Enjoy the Benefits from Eating Regionally and Seasonally

Enjoying cooking pigeon breast after a visit to  Marylebone Farmers Market

Regional and seasonal are catch-cry words, but does everyone understand exactly what they mean – or if they do pay more than lip service to them? Seasonal food is produce that is available locally or regionally around the time it is harvested e.g. asparagus in Spring, tomatoes in summer, root vegetables and pumpkin in winter etc. Meat and seafood are seasonal too.  

An abundance of different varieties of tomatoes, all naturally ripened

As a world traveller, I love the immediate difference in the seasons which is apparent when I frequent local markets wherever I may be. To arrive in the UK during game season is special, to be able to buy and cook wood pigeon from a local farmers market and eat grouse in a restaurant. Bliss. That’s why I love genuine farmers markets wherever I am in the world. You may have seen my posts at my local Marylebone Farmers Market in London and Northside Produce Market in Sydney.

Ready to shop at Marylebone Farmers Market

Seasonal food is, definitionally, fresher, better and more nutritious than food consumed out of season. This is also when it is cheapest, so a boon for the cook! Such produce is plentiful and has not had to travel long distances to market, or worse, be held in cold storage or frozen. Also produce which is allowed to ripen naturally, on the vine, bush or tree will have more natural flavour. Studies have actually shown that fruit and vegetables contain more nutrients when allowed to ripen naturally on their parent plant. It not only tastes better, it IS better for you, so makes you happier.

Produce at the end of winter, Northside Produce Market
Produce at the end of winter, Northside Porduce Markets

Food grown outside of season or natural environment needs more intervention like pesticides, waxes, chemicals and preservatives to grow and look appealing to consumers. By choosing local and seasonal food, you are also more likely to get a cleaner product.

There’s also something quite lovely about living in tune with the rhythm of nature and invariably seasonal food suits whatever climate you are in.  Wherever you are, you will find something online or in a food magazine about what is in season locally.

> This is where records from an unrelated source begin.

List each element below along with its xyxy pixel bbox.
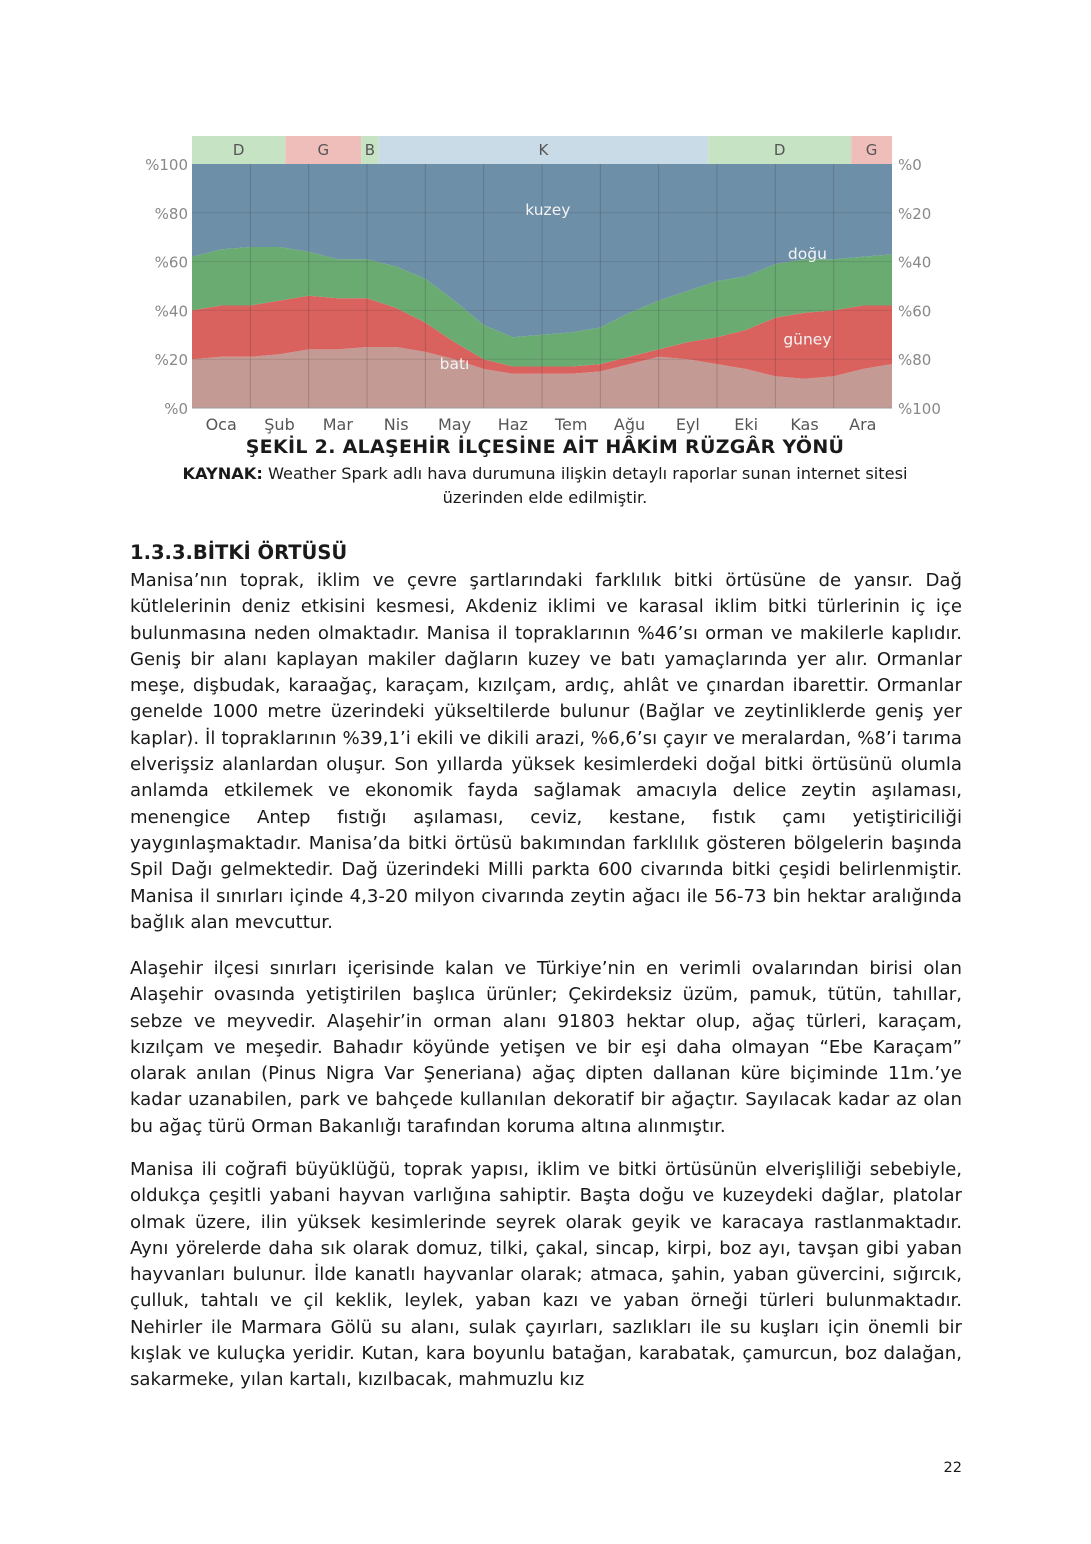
series-label-batı: batı — [439, 354, 470, 373]
x-tick-label: Nis — [383, 415, 409, 434]
x-axis — [206, 415, 877, 434]
series-label-doğu: doğu — [787, 245, 827, 264]
y-right-tick-label: %20 — [898, 204, 932, 223]
x-tick-label: Ağu — [613, 415, 646, 434]
season-band-label-1: G — [317, 141, 330, 159]
y-axis-right — [898, 156, 941, 418]
x-tick-label: Oca — [205, 415, 237, 434]
y-axis-left — [145, 156, 188, 418]
y-right-tick-label: %0 — [898, 156, 922, 174]
y-right-tick-label: %40 — [898, 253, 932, 272]
source-label: KAYNAK: — [182, 464, 263, 483]
x-tick-label: Haz — [497, 415, 528, 434]
x-tick-label: Ara — [849, 415, 877, 434]
y-right-tick-label: %100 — [898, 400, 941, 418]
y-left-tick-label: %60 — [154, 253, 188, 272]
x-tick-label: Şub — [264, 415, 295, 434]
season-band-label-2: B — [364, 141, 376, 159]
season-band-label-5: G — [865, 141, 878, 159]
season-band-label-0: D — [232, 141, 245, 159]
y-left-tick-label: %80 — [154, 204, 188, 223]
x-tick-label: Mar — [322, 415, 353, 434]
x-tick-label: May — [437, 415, 472, 434]
x-tick-label: Tem — [554, 415, 588, 434]
series-label-kuzey: kuzey — [525, 201, 571, 220]
x-tick-label: Kas — [790, 415, 819, 434]
section-heading: 1.3.3.BİTKİ ÖRTÜSÜ — [130, 541, 348, 564]
x-tick-label: Eyl — [675, 415, 700, 434]
page-number: 22 — [943, 1460, 962, 1476]
y-right-tick-label: %60 — [898, 302, 932, 321]
paragraph-3: Manisa ili coğrafi büyüklüğü, toprak yapısı, iklim ve bitki örtüsünün elverişliliği sebebiyle, oldukça çeşitli yabani hayvan varlığına sahiptir. Başta doğu ve kuzeydeki dağlar, platolar olmak üzere, ilin yüksek kesimlerinde seyrek olarak geyik ve karacaya rastlanmaktadır. Aynı yörelerde daha sık olarak domuz, tilki, çakal, sincap, kirpi, boz ayı, tavşan gibi yaban hayvanları bulunur. İlde kanatlı hayvanlar olarak; atmaca, şahin, yaban güvercini, sığırcık, çulluk, tahtalı ve çil keklik, leylek, yaban kazı ve yaban örneği türleri bulunmaktadır. Nehirler ile Marmara Gölü su alanı, sulak çayırları, sazlıkları ile su kuşları için önemli bir kışlak ve kuluçka yeridir. Kutan, kara boyunlu batağan, karabatak, çamurcun, boz dalağan, sakarmeke, yılan kartalı, kızılbacak, mahmuzlu kız — [130, 1159, 962, 1391]
season-band-label-3: K — [538, 141, 549, 159]
figure-caption-source — [150, 462, 940, 510]
season-bands — [192, 136, 892, 164]
y-right-tick-label: %80 — [898, 351, 932, 370]
y-left-tick-label: %40 — [154, 302, 188, 321]
x-tick-label: Eki — [734, 415, 759, 434]
y-left-tick-label: %20 — [154, 351, 188, 370]
source-text: Weather Spark adlı hava durumuna ilişkin detaylı raporlar sunan internet sitesi üzerinden elde edilmiştir. — [262, 464, 908, 507]
figure-caption-title: ŞEKİL 2. ALAŞEHİR İLÇESİNE AİT HÂKİM RÜZGÂR YÖNÜ — [245, 436, 845, 458]
paragraph-2: Alaşehir ilçesi sınırları içerisinde kalan ve Türkiye’nin en verimli ovalarından birisi olan Alaşehir ovasında yetiştirilen başlıca ürünler; Çekirdeksiz üzüm, pamuk, tütün, tahıllar, sebze ve meyvedir. Alaşehir’in orman alanı 91803 hektar olup, ağaç türleri, karaçam, kızılçam ve meşedir. Bahadır köyünde yetişen ve bir eşi daha olmayan “Ebe Karaçam” olarak anılan (Pinus Nigra Var Şeneriana) ağaç dipten dallanan küre biçiminde 11m.’ye kadar uzanabilen, park ve bahçede kullanılan dekoratif bir ağaçtır. Sayılacak kadar az olan bu ağaç türü Orman Bakanlığı tarafından koruma altına alınmıştır. — [130, 958, 962, 1137]
series-label-güney: güney — [783, 330, 832, 349]
paragraph-1: Manisa’nın toprak, iklim ve çevre şartlarındaki farklılık bitki örtüsüne de yansır. Dağ kütlelerinin deniz etkisini kesmesi, Akdeniz iklimi ve karasal iklim bitki türlerinin iç içe bulunmasına neden olmaktadır. Manisa il topraklarının %46’sı orman ve makilerle kaplıdır. Geniş bir alanı kaplayan makiler dağların kuzey ve batı yamaçlarında yer alır. Ormanlar meşe, dişbudak, karaağaç, karaçam, kızılçam, ardıç, ahlât ve çınardan ibarettir. Ormanlar genelde 1000 metre üzerindeki yükseltilerde bulunur (Bağlar ve zeytinliklerde geniş yer kaplar). İl topraklarının %39,1’i ekili ve dikili arazi, %6,6’sı çayır ve meralardan, %8’i tarıma elverişsiz alanlardan oluşur. Son yıllarda yüksek kesimlerdeki doğal bitki örtüsünü olumla anlamda etkilemek ve ekonomik fayda sağlamak amacıyla delice zeytin aşılaması, menengice Antep fıstığı aşılaması, ceviz, kestane, fıstık çamı yetiştiriciliği yaygınlaşmaktadır. Manisa’da bitki örtüsü bakımından farklılık gösteren bölgelerin başında Spil Dağı gelmektedir. Dağ üzerindeki Milli parkta 600 civarında bitki çeşidi belirlenmiştir. Manisa il sınırları içinde 4,3-20 milyon civarında zeytin ağacı ile 56-73 bin hektar aralığında bağlık alan mevcuttur. — [130, 570, 962, 933]
y-left-tick-label: %0 — [164, 400, 188, 418]
y-left-tick-label: %100 — [145, 156, 188, 174]
wind-direction-chart — [130, 130, 960, 435]
season-band-label-4: D — [773, 141, 786, 159]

Consumers are increasingly concerned about provenance of food.  Look at the popularity of Growers Markets. People want authentic, traceable taste experiences. These markets are profitable for the farmer, allow direct customer interaction, offer ancillary business growth and reduce food miles. Certainly for the customer it is more pleasurable than shopping in a supermarket, reinforces seasonality and teaches about the provenance of that food. It makes you happy. You can also sample produce not available in supermarkets.

Sumo Mandarin
Jujubes
But what of regionalism?

In an era long gone of infrequent communication and little transportation, non-nomadic peoples everywhere relied naturally on the produce that the land, sea and air around them provided. So food styles, cooking techniques and cuisines developed in isolation over hundreds of years. Think about such traditional recipes and cooking methods which are inextricably linked even by name like boeuf bourguignon, paella Valenciana etc.  However, countries opened up, settled or established even in the last few hundred years did not experience such isolation.

Yet, even in the modern world, certain areas are better suited to producing particular ingredients; the tropics for Asian vegetables and tropical fruits, cooler areas for milk and dairy products, wide plains for wheat, coastal areas for seafood etc.

Food festivals all around the world often celebrate what is grown and produced in local areas – not forgetting the importance of the skills of the people who live there and what they do with it. Sure it’s about the terroir and environment but it’s also about local pride and the community – what the locals do with the local environment and what is grown there.

So take note of thinker and prolific author, Michael Pollan who said not to eat food your grandmother wouldn’t recognise and not to buy your food where you buy your petrol.

Next time you sit down to breakfast, reflect on your food’s connection to the wheat, corn and sugar-cane fields, the dairy cows, the chickens, the orange orchards and the tea or coffee plantations – and the food supply chains that have transformed these raw agricultural commodities and transported them to your plate.

Remember, that eating can not only bring you joy, pleasure and the opportunity to enjoy the hospitality of the table – it is also an agricultural act!